I joined a women’s Bible Study today at a local church.  Preparation for the study involved looking up verses and answering questions out of a book.  The topic is the power of forgiveness.  Rather predictably (for me anyways) the study guide began with passages and questions on God’s forgiving heart.  It took me to a lot of very familiar Scripture and ideas.  I finished the obligatory homework with ease.  I probably could have answered the questions without even cracking open my Bible but I really wanted to hear God’s voice in a fresh way even in the familiar passages.

I began to ask God why I was so bored doing this study.  Why was I not extolling Him for forgiving all of my sin like David was in Psalm 103?  I think the answer is that I often don’t see how much of a sinner I really am.  An analogy came to mind which I like to think is from the Lord.

I have a ceramic church on my dining room hutch.  It’s a pretty little thing but it’s chipped a little in the corner.  Unless I pointed that out to you, you could sit in my dining room all day and never notice it.  I can position it in such a way that you don’t see its imperfection.  Until you really examine the piece it looks like a perfectly good hutch embellishment.  I haven’t yet had anyone come into my dining room and look that closely at it and discover that (gasp) it’s chipped.

I suspect a lot of us who grew up in the church are a bit like that ceramic church.  We know we are flawed by sin but yet we look pretty good.  We haven’t had the huge and obvious damages of a wayward life because we’ve been blessed to hear the Word of God and have been steered in a good direction.  By comparison, we hear about and read about and maybe even know of people whose lives have been utterly ruined by sin.  Maybe they are sitting in a jail cell because of it.  Maybe their health has been compromised as a result.  If those people’s lives were represented by a ceramic church, it would look like a handful of broken shards.  Then there are the people who have obviously sinned but have tried really hard to patch up their lives.  Their ceramic churches might look like something glued back together again.  Again, by comparison, the church that represented our lives might look pretty good and intact.

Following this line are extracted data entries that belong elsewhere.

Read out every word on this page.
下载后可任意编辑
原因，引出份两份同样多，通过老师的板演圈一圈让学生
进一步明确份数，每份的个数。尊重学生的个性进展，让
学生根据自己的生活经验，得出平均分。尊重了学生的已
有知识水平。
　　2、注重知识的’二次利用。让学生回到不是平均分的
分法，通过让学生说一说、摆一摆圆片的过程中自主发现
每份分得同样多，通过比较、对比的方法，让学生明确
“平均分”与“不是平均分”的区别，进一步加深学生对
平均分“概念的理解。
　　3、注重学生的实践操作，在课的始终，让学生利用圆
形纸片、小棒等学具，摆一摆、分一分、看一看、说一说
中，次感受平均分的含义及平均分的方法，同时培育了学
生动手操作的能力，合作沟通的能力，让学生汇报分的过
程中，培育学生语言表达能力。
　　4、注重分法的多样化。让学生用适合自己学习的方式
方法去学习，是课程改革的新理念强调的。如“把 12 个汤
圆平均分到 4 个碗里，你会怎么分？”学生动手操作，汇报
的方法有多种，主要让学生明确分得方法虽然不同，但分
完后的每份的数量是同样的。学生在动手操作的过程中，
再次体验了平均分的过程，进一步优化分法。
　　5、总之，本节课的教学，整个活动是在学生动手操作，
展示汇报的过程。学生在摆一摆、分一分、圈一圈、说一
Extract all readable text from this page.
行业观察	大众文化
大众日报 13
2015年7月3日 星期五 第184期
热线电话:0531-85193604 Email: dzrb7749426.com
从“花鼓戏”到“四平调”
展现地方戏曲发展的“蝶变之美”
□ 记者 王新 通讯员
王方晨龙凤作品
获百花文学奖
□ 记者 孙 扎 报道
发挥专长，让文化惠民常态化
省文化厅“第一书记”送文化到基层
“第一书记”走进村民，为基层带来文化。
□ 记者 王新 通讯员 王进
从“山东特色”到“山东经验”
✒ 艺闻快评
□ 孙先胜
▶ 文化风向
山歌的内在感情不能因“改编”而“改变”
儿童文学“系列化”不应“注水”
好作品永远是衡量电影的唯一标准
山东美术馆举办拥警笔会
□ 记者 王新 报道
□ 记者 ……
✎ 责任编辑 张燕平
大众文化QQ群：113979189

Now imagine that a collector was coming by and was looking to add a ceramic church to his collection.  Imagine everyone coming to him with the ceramic churches that represented their lives.  The collector would quickly dismiss the churches that were a handful of shards.  With equal speed he would not purchase the ones that had been glued back together.  He wants a perfect church for his collection.  His trained eye would see the flaw in the chipped church just as quickly as the broken and glued ones and that church would be rejected as well.  Even though it seemed so much better than the other offerings, it too was not perfect and ended up having the same fate.  All three categories of churches would end up in the rejection pile.

God is a bit like that collector I think.  He isn’t looking for lives that are good in comparison to everyone else’s.  He is looking for perfection and whether we fall a little short or a lot short of the mark we end up in the same place.  A little sin is just as grave as a lot of sin.  I know that I have a little sin in my life.  Many, many people would look at me and my life and tell me that I’m a good person.  They would measure me against the far worse in society and make me come out on top.  The trouble is that God doesn’t measure like people do.  He’s very aware of all of my sin and any sin in my life disqualifies me from abiding with Him.  He’s not going to ask what other people think of me.  He’s going to examine me with a knowing eye and there will be no way that I can postition myself to hide my sinfulness from Him.

Even though I didn’t start with much enthusiasm in this study, I’m glad I did it.  The world’s message to me is that I’m alright the way I am and that I shouldn’t talk about sin or be so hard on myself.  They would encourage me to forget about my flaws and just show what they consider good about me.  God’s message is quite different.  I’m not O.K. the way I am.  I need a Saviour and apart from one I will be rejected.  He’s faithful to not only make me aware of my sin but to also give me the good news that there is a remedy for it.  No one will take a remedy unless they kow they are ill.  I guess the enemy’s strategy is to dupe me into believing that I’m not that ill.  His point would be that I just have that one small chip and nobody is noticing it anyways so why not just ignore it and go on with life.  I want to make it into the collection.  There’s only one way the Collector will take me and that’s if I’ve been restored.  There’s only One who can do that kind of work.  It’s not me.  Jesus.  He’s the restorer of my soul.  He’s the one who can make all things beautiful.  He’s the fixer of the chips, the bad glue jobs and the utterly broken.